UK & World News
Flappy Bird Fans 'Bid Thousands' For Game
Mobile and tablet devices pre-loaded with the popular app Flappy Bird have attracted bids of more than £83,000 on eBay, after the game was withdrawn by its creator.
The hit game was removed from Apple's App Store and Google Play on Sunday by its Vietnamese inventor, Dong Nguyen, who had previously announced his decision on Twitter.
Gamers that already have Flappy Birds on their mobiles are looking to exploit its popularity by offering their devices for sale on eBay, attracting bids from £400 to £83,000.
It is not clear whether bids are genuine, but an eBay spokesman suggested they were unlikely to allow the transactions anyway.
"Ensuring a good customer experience is our top priority and we are in the process of removing listings for these devices, as they do not meet a number of our requirements," he said.
"In particular, devices such as tablets and mobiles must be completely reset to factory condition before being sold on eBay."
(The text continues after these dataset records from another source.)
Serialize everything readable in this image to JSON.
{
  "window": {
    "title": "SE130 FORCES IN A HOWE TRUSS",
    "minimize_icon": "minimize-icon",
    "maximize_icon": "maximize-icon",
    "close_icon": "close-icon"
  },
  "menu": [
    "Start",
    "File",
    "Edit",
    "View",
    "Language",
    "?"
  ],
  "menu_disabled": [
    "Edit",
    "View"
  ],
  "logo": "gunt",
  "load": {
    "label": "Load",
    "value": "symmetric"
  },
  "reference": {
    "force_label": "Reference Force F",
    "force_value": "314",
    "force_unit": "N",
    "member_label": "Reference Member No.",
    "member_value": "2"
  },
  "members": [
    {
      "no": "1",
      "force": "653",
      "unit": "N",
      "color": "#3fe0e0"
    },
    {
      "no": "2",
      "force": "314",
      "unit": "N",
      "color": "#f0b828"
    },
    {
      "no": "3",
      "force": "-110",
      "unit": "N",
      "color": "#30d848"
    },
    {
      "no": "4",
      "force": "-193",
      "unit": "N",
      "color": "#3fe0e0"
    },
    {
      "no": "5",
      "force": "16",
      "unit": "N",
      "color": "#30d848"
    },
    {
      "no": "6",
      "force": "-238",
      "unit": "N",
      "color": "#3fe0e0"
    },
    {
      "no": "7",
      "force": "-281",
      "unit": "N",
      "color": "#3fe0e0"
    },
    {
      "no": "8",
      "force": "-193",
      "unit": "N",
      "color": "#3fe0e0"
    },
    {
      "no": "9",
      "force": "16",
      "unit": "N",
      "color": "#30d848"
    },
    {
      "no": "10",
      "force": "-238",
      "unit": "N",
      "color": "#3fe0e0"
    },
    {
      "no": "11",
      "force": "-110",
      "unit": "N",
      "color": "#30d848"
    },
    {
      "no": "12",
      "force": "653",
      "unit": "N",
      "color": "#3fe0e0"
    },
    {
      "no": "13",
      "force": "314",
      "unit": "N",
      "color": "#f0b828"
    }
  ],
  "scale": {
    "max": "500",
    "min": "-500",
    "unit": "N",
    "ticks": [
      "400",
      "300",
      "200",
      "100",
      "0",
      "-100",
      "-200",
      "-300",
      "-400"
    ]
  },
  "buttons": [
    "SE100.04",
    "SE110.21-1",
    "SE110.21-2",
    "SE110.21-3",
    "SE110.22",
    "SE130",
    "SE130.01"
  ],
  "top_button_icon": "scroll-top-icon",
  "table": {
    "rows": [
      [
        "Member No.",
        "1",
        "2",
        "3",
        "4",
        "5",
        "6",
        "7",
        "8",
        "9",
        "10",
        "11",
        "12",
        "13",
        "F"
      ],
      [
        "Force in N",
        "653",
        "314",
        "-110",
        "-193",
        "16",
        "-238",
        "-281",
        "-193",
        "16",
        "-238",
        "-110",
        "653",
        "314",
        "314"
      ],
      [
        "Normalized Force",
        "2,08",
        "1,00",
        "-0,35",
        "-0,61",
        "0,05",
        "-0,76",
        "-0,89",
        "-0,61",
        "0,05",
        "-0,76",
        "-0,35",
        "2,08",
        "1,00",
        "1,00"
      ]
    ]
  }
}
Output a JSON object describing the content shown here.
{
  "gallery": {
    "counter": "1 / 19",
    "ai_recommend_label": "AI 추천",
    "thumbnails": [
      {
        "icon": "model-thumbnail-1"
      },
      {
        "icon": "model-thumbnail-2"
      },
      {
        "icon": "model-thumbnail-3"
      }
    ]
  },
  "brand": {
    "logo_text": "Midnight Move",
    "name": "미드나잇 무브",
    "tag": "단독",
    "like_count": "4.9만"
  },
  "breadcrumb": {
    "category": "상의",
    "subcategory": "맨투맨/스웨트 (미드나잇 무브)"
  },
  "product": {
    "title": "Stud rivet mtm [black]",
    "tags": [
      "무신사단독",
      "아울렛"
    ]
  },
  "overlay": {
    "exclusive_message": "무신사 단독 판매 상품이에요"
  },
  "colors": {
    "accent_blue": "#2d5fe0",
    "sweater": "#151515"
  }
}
The exact reason for the game's withdrawal is not known, but Nguyen indicated legal issues were not to blame.
Nintendo also denied claims that a legal challenge it issued had led to the game's withdrawal. Spokesman Yasuhiro Minagawa told the Wall Street Journal: "While we usually do not comment on the rumours and speculations, we have already denied the speculation."
Launched in May 2013, the game was free to download and required players to tap the screen to keep the bird flying through an endless series of pipes.
Despite its simple graphics, it was widely known as an extremely difficult game, since many users could only keep the bird in the air for seconds before it hit the ground.
Flappy Bird was one of the most downloaded mobile games ever. It topped the free games charts on both Apple and Google's online stores, making it the year's most popular mobile game so far.
The official game is no longer available to download online, but it still works on mobile devices that have previously installed it.